The company’s operating income margin rose 240 basis points to 18.1 percent of revenue during the recent quarter, Mike Tokich, chief financial officer for STERIS, told analysts during the conference call. The profit margin expansion came from some lower raw materials prices and continuing efforts to improve operating efficiencies offset by the negative effects of a strengthening U.S. dollar, Tokich said.

The operating income margin for the quarter “also negatively impacted by  $1.7 million as a result of our decisions within our Isomedix segment to consolidate a facility in the southwest and exit the [electron-beam] materials modifications business,” he said. Isomedix uses radiation to provide contract sterilization services to drug and medical device makers, as well as consumer and industrial products companies.

Health care consumable sales rose 10 percent during the quarter from a year ago, “driven, in part, by our hand-cleaning lines as a direct result of H1N1 preparedness, and growth in new products, specifically our Prolystica Ultra Concentrate chemistries,” Tokich said. Meanwhile health care equipment sales fell 2 percent. “Strong growth, once again, came from our new products, including V-pro 1, Reliance Vision washer and OR integration,” he said.
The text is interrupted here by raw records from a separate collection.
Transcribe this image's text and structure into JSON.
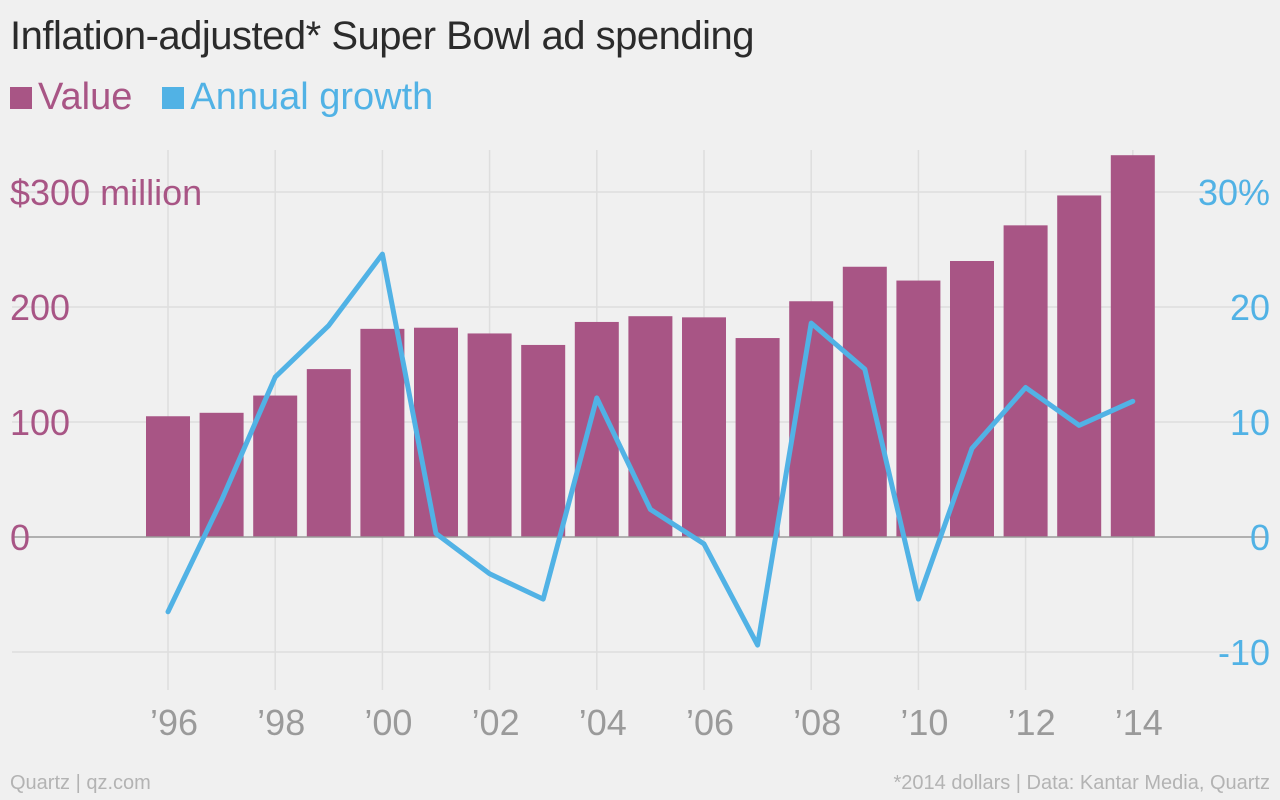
{
  "title": "Inflation-adjusted* Super Bowl ad spending",
  "legend": {
    "value_label": "Value",
    "growth_label": "Annual growth"
  },
  "footer": {
    "left": "Quartz | qz.com",
    "right": "*2014 dollars | Data: Kantar Media, Quartz"
  },
  "colors": {
    "value": "#a85585",
    "growth": "#51b2e5",
    "grid": "#dedede",
    "zero_line": "#9a9a9a",
    "x_tick_text": "#9a9a9a"
  },
  "chart_data": {
    "type": "bar+line",
    "title": "Inflation-adjusted* Super Bowl ad spending",
    "x": [
      1996,
      1997,
      1998,
      1999,
      2000,
      2001,
      2002,
      2003,
      2004,
      2005,
      2006,
      2007,
      2008,
      2009,
      2010,
      2011,
      2012,
      2013,
      2014
    ],
    "x_tick_labels": [
      "’96",
      "’98",
      "’00",
      "’02",
      "’04",
      "’06",
      "’08",
      "’10",
      "’12",
      "’14"
    ],
    "x_tick_years": [
      1996,
      1998,
      2000,
      2002,
      2004,
      2006,
      2008,
      2010,
      2012,
      2014
    ],
    "series": [
      {
        "name": "Value",
        "type": "bar",
        "axis": "left",
        "unit": "$ million",
        "values": [
          105,
          108,
          123,
          146,
          181,
          182,
          177,
          167,
          187,
          192,
          191,
          173,
          205,
          235,
          223,
          240,
          271,
          297,
          332
        ]
      },
      {
        "name": "Annual growth",
        "type": "line",
        "axis": "right",
        "unit": "%",
        "values": [
          -6.5,
          3.2,
          13.9,
          18.4,
          24.6,
          0.3,
          -3.2,
          -5.4,
          12.1,
          2.4,
          -0.6,
          -9.4,
          18.6,
          14.6,
          -5.4,
          7.7,
          13,
          9.7,
          11.8
        ]
      }
    ],
    "y_left": {
      "ticks": [
        0,
        100,
        200,
        300
      ],
      "tick_labels": [
        "0",
        "100",
        "200",
        "$300 million"
      ],
      "range": [
        -100,
        365
      ]
    },
    "y_right": {
      "ticks": [
        -10,
        0,
        10,
        20,
        30
      ],
      "tick_labels": [
        "-10",
        "0",
        "10",
        "20",
        "30%"
      ],
      "range": [
        -10,
        36.5
      ]
    },
    "grid": true,
    "legend_position": "top-left"
  }
}
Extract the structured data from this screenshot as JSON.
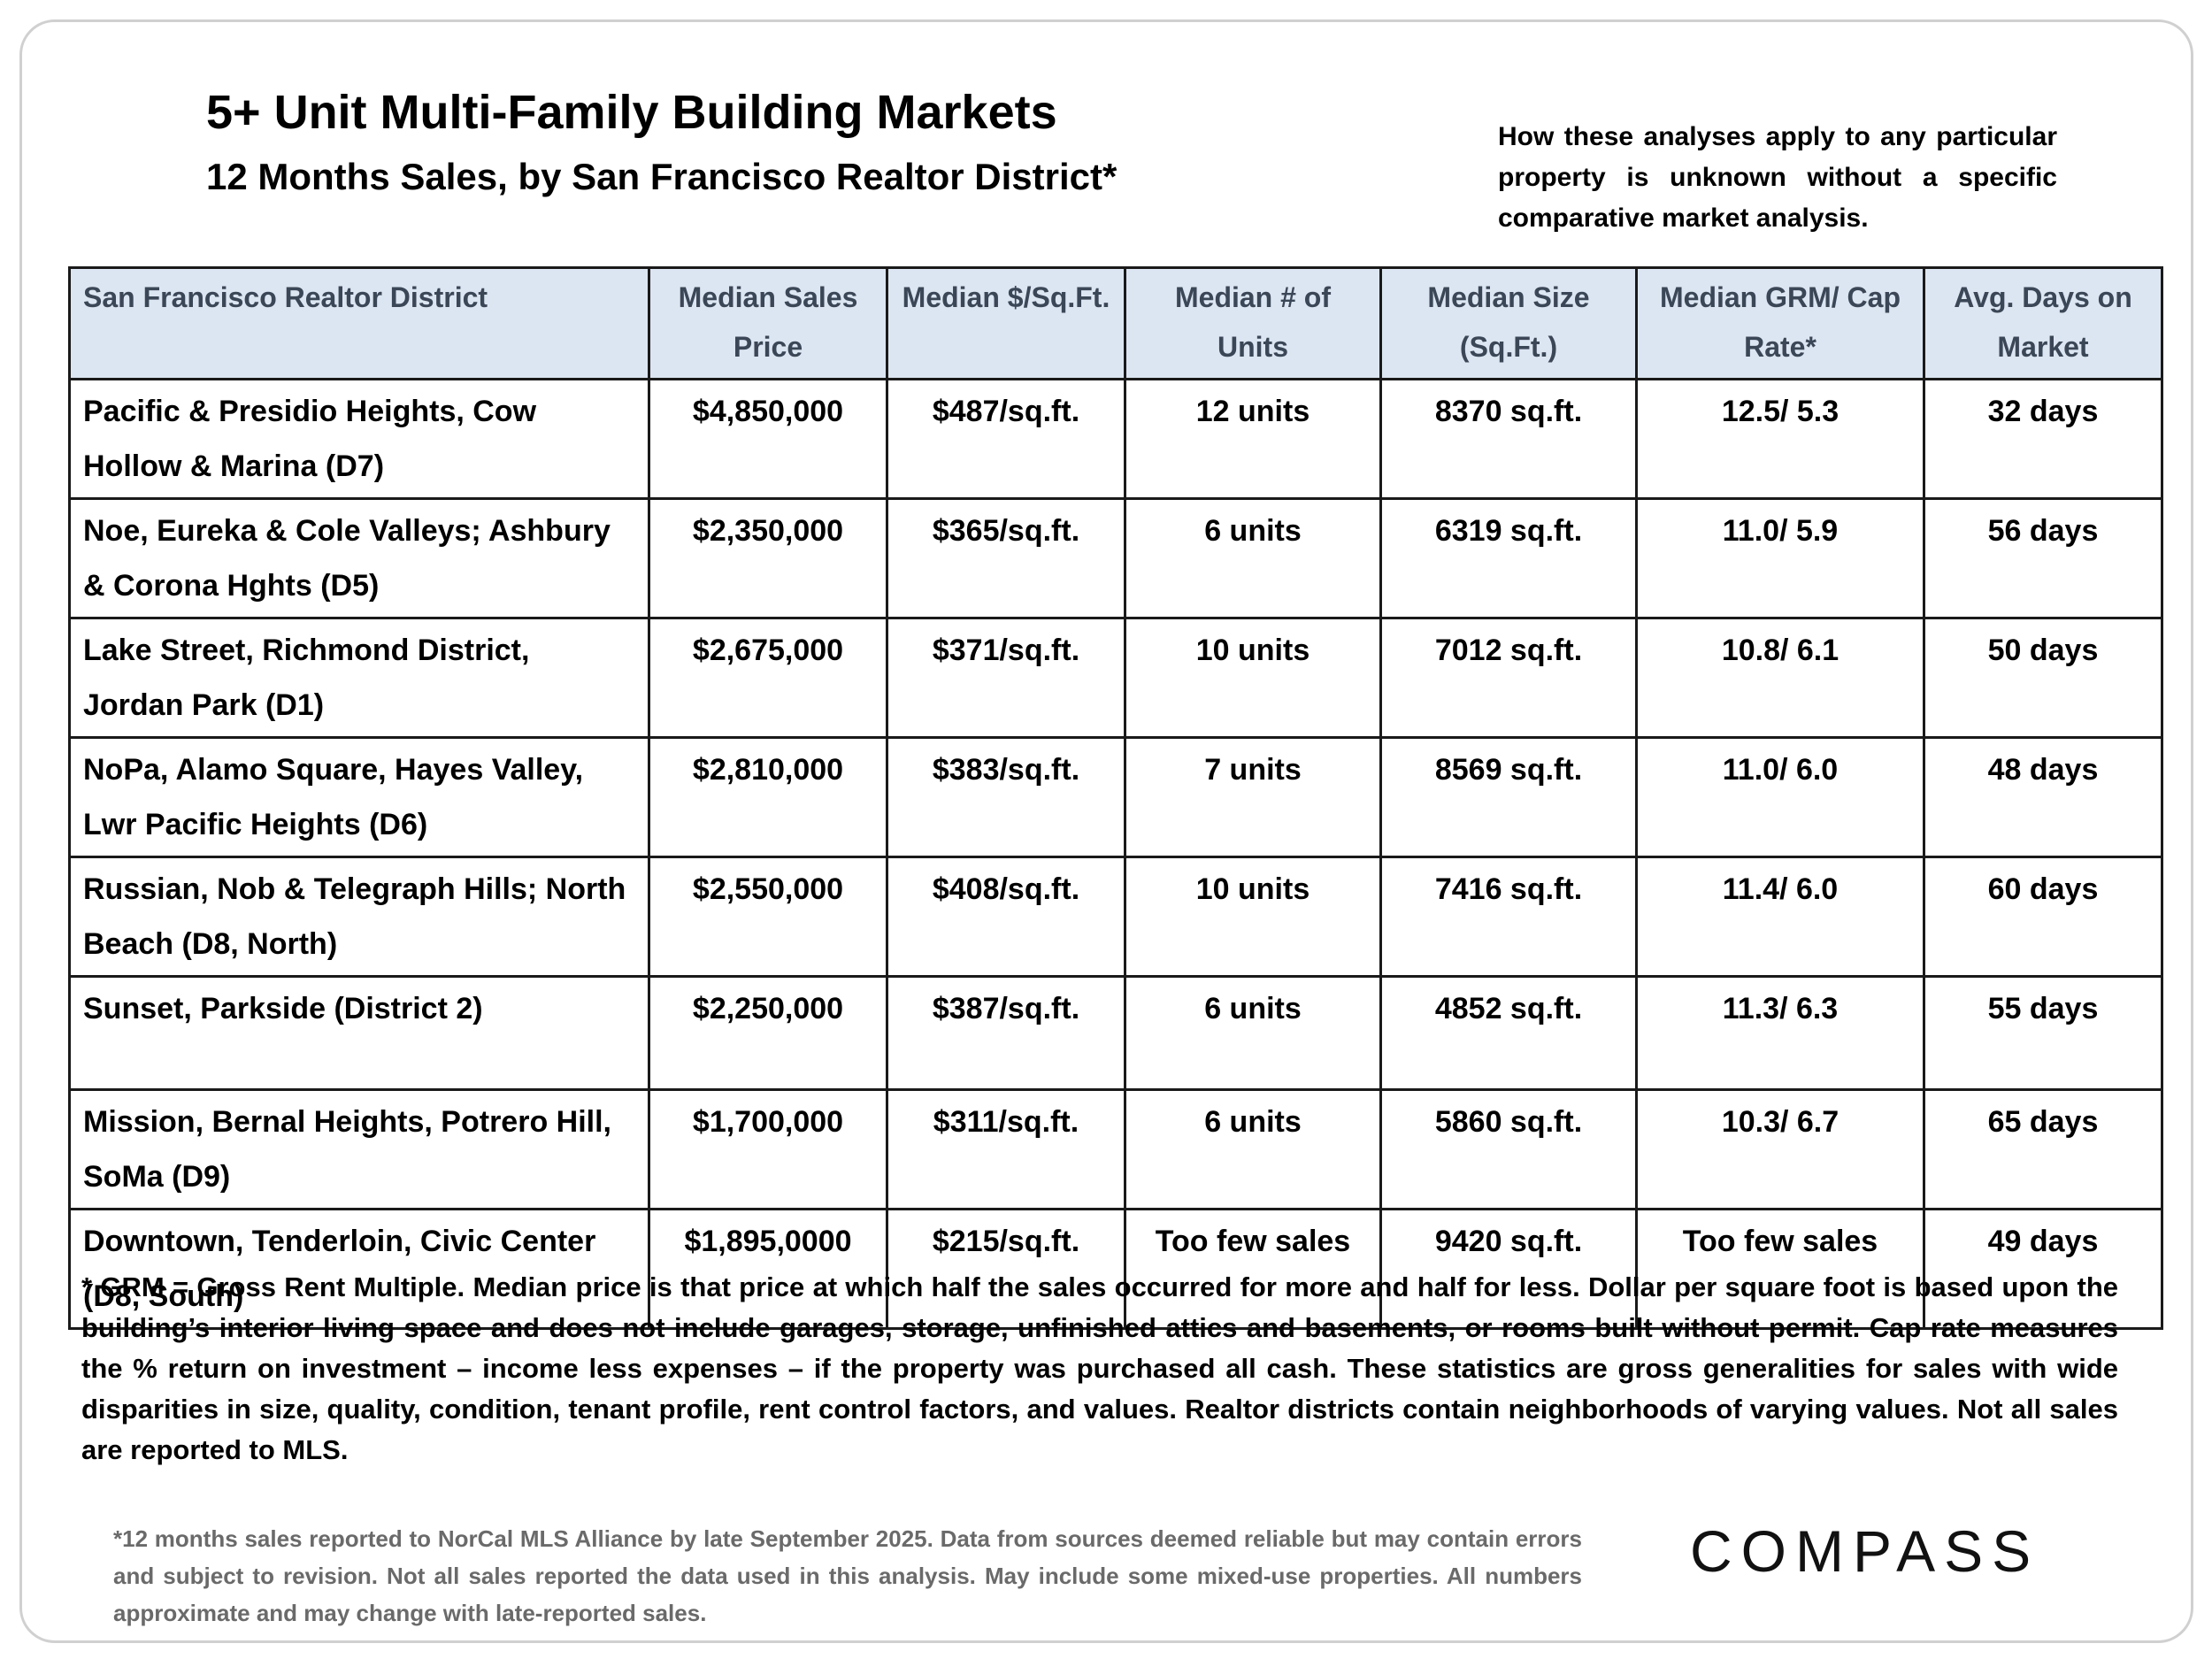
{
  "header": {
    "title": "5+ Unit Multi-Family Building Markets",
    "subtitle": "12 Months Sales, by San Francisco Realtor District*",
    "disclaimer": "How these analyses apply to any particular property is unknown without a specific comparative market analysis."
  },
  "table": {
    "header": [
      "San Francisco Realtor District",
      "Median Sales Price",
      "Median $/Sq.Ft.",
      "Median # of Units",
      "Median Size (Sq.Ft.)",
      "Median GRM/ Cap Rate*",
      "Avg. Days on Market"
    ],
    "rows": [
      [
        "Pacific & Presidio Heights, Cow Hollow & Marina (D7)",
        "$4,850,000",
        "$487/sq.ft.",
        "12 units",
        "8370 sq.ft.",
        "12.5/ 5.3",
        "32 days"
      ],
      [
        "Noe, Eureka & Cole Valleys; Ashbury & Corona Hghts (D5)",
        "$2,350,000",
        "$365/sq.ft.",
        "6 units",
        "6319 sq.ft.",
        "11.0/ 5.9",
        "56 days"
      ],
      [
        "Lake Street, Richmond District, Jordan Park (D1)",
        "$2,675,000",
        "$371/sq.ft.",
        "10 units",
        "7012 sq.ft.",
        "10.8/ 6.1",
        "50 days"
      ],
      [
        "NoPa, Alamo Square, Hayes Valley, Lwr Pacific Heights (D6)",
        "$2,810,000",
        "$383/sq.ft.",
        "7 units",
        "8569 sq.ft.",
        "11.0/ 6.0",
        "48 days"
      ],
      [
        "Russian, Nob & Telegraph Hills; North Beach (D8, North)",
        "$2,550,000",
        "$408/sq.ft.",
        "10 units",
        "7416 sq.ft.",
        "11.4/ 6.0",
        "60 days"
      ],
      [
        "Sunset, Parkside (District 2)",
        "$2,250,000",
        "$387/sq.ft.",
        "6 units",
        "4852 sq.ft.",
        "11.3/ 6.3",
        "55 days"
      ],
      [
        "Mission, Bernal Heights, Potrero Hill, SoMa (D9)",
        "$1,700,000",
        "$311/sq.ft.",
        "6 units",
        "5860 sq.ft.",
        "10.3/ 6.7",
        "65 days"
      ],
      [
        "Downtown, Tenderloin, Civic Center (D8, South)",
        "$1,895,0000",
        "$215/sq.ft.",
        "Too few sales",
        "9420 sq.ft.",
        "Too few sales",
        "49 days"
      ]
    ]
  },
  "footnote": "* GRM = Gross Rent Multiple. Median price is that price at which half the sales occurred for more and half for less. Dollar per square foot is based upon the building’s interior living space and does not include garages, storage, unfinished attics and basements, or rooms built without permit. Cap rate measures the % return on investment – income less expenses – if the property was purchased all cash. These statistics are gross generalities for sales with wide disparities in size, quality, condition, tenant profile, rent control factors, and values. Realtor districts contain neighborhoods of varying values. Not all sales are reported to MLS.",
  "source_note": "*12 months sales reported to NorCal MLS Alliance by late September 2025. Data from sources deemed reliable but may contain errors and subject to revision. Not all sales reported the  data used in this analysis. May include some mixed-use properties. All numbers approximate and may change with late-reported sales.",
  "logo": "COMPASS"
}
STERIS’ backlog for health care equipment at the end of the third quarter was a record $134.4 million, Tokich said.

For the nine months ended Dec. 31, net income rose 19 percent to $98.6 million, or $1.66 a diluted share, from $82.9 million, or $1.39 a diluted share, in the same period a year ago. Revenue fell 3 percent to $925.6 million from $954.2 million in that time.

STERIS shares rose 13 percent to $29.53 Tuesday on the New York Stock Exchange.